H. Dedi Mulyadi (KDM) lahir di Kampung Sukadaya, Desa Sukasari, Kabupaten Subang, Provinsi Jawa Barat.
Sebelumnya, Dedi menjabat sebagai Bupati Purwakarta selama dua periode berturut-turut dari 2008 sampai 2018. Kiprahnya menjadi bupati bermula setelah dirinya terpilih pada Pilkada 2008 dengan menjadikan Dudung Bachtiar Supardi sebagai wakilnya dipemerintahan.
Gaya Komunikasi KDM
KDM dikenal memiliki gaya komunikasi yang humanis, naratif, dan begitu membumi. Ia sering mengunggah video saat berinteraksi langsung dengan rakyat kecil—mulai dari tukang becak, anak yatim, hingga pedagang kaki lima. Gaya komunikasinya mengandung nilai-nilai empati, budaya lokal, kontroversi dan kritik sosial yang dibungkus dalam narasi kehidupan sehari-hari.
Dalam perspektif komunikasi humanistik, KDM menunjukkan bahwa komunikasi adalah alat membangun hubungan dan kemanusiaan. Ia hadir sebagai figur pemimpin yang tidak berjarak dengan rakyat, serta aktif mendengar dan merespons kebutuhan mereka secara langsung.
KDM mempraktikkan apa yang disebut sebagai politik konten—strategi membangun citra dan kepercayaan politik melalui narasi digital. Ia tidak hanya menyampaikan gagasan, tetapi juga menunjukkan aksi langsung yang terekam dan tersebar di platform media sosialnya.
Gaya ini sejalan dengan konstruksi sosial (Berger & Luckmann), di mana komunikasi menjadi sarana membentuk realitas bersama. Melalui kontennya, KDM membentuk persepsi publik tentang kepemimpinan yang sederhana, peduli, dan dekat dengan akar masalah sosial.
Selain itu, jika dianalisis melalui teori komunikasi (Goffman), KDM memainkan peran sebagai “bapak rakyat” yang tampil di panggung sosial melalui media digital. Ia mengenakan pakaian adat, berbicara dengan bahasa lokal, dan menghadirkan citra pemimpin tradisional yang relevan di era modern.
Gaya komunikasi KDM mencerminkan perpaduan antara ketegasan dan empati. Ia mampu bertindak tegas terhadap pelanggaran atau ketidakadilan, namun caranya tetap menghargai martabat manusia. Ia tidak mempermalukan, tetapi mengedukasi.
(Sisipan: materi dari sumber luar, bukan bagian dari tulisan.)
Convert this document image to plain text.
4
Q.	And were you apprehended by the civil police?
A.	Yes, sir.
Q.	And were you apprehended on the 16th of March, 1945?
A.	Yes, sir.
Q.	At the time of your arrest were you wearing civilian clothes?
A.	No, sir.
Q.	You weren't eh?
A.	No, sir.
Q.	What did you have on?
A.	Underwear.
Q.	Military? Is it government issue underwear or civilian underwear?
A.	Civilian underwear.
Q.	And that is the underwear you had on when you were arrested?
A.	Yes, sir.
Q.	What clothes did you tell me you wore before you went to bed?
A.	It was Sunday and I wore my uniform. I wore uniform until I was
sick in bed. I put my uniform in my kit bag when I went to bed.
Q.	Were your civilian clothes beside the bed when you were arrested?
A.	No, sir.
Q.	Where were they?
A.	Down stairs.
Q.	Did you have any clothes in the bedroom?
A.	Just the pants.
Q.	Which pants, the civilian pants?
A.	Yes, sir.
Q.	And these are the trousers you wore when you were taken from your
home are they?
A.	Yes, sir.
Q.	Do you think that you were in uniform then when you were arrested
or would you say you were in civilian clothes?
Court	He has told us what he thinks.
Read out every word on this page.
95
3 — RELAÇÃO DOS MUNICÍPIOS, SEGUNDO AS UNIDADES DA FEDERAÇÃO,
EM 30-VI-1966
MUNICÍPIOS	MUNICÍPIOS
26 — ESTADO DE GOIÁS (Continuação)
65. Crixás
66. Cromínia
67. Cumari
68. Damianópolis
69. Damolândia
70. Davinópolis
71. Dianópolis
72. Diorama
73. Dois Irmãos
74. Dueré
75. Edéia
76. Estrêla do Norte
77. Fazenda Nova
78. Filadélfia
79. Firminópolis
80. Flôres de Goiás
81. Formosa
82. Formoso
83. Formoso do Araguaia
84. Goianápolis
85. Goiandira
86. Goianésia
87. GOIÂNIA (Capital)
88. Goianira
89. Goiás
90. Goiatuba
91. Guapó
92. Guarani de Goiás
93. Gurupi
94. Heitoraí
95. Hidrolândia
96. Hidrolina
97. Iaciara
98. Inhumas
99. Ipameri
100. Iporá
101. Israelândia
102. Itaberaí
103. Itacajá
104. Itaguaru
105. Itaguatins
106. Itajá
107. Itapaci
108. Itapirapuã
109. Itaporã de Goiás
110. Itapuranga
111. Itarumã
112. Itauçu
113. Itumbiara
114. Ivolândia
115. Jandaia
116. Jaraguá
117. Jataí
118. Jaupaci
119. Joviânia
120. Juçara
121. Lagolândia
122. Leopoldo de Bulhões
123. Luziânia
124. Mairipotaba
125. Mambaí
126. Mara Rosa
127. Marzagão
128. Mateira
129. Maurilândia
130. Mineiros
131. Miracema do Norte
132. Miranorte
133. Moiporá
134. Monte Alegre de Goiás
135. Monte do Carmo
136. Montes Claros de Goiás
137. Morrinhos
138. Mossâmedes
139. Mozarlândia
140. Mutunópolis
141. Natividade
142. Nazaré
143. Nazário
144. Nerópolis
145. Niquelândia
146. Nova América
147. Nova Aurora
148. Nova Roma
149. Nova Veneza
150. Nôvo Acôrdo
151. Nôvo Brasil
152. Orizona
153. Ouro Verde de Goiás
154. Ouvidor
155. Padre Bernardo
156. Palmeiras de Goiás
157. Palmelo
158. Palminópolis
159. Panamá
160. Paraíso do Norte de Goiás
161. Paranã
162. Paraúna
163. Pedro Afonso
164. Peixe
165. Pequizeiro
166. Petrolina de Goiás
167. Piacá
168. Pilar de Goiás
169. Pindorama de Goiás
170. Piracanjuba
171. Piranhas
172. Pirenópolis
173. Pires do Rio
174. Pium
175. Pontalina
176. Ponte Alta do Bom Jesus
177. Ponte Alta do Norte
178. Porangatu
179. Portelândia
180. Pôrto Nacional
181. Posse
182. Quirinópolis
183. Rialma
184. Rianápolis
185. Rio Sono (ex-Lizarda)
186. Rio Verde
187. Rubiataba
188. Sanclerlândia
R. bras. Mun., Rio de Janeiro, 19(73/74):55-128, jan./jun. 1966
Ia tidak mencaci, tetapi merangkul dan membimbing.
KDM adalah contoh nyata penerapan teori media baru, di mana komunikasi bersifat interaktif, partisipatif, dan tidak terpusat. Lewat YouTube, TikTok, WhatsApp dan Instagram, ia membangun dialog langsung dengan masyarakat, tanpa perantara media atau birokrasi. Gaya ini menjadikannya pemimpin yang “hadir” setiap hari dalam kehidupan digital warganya.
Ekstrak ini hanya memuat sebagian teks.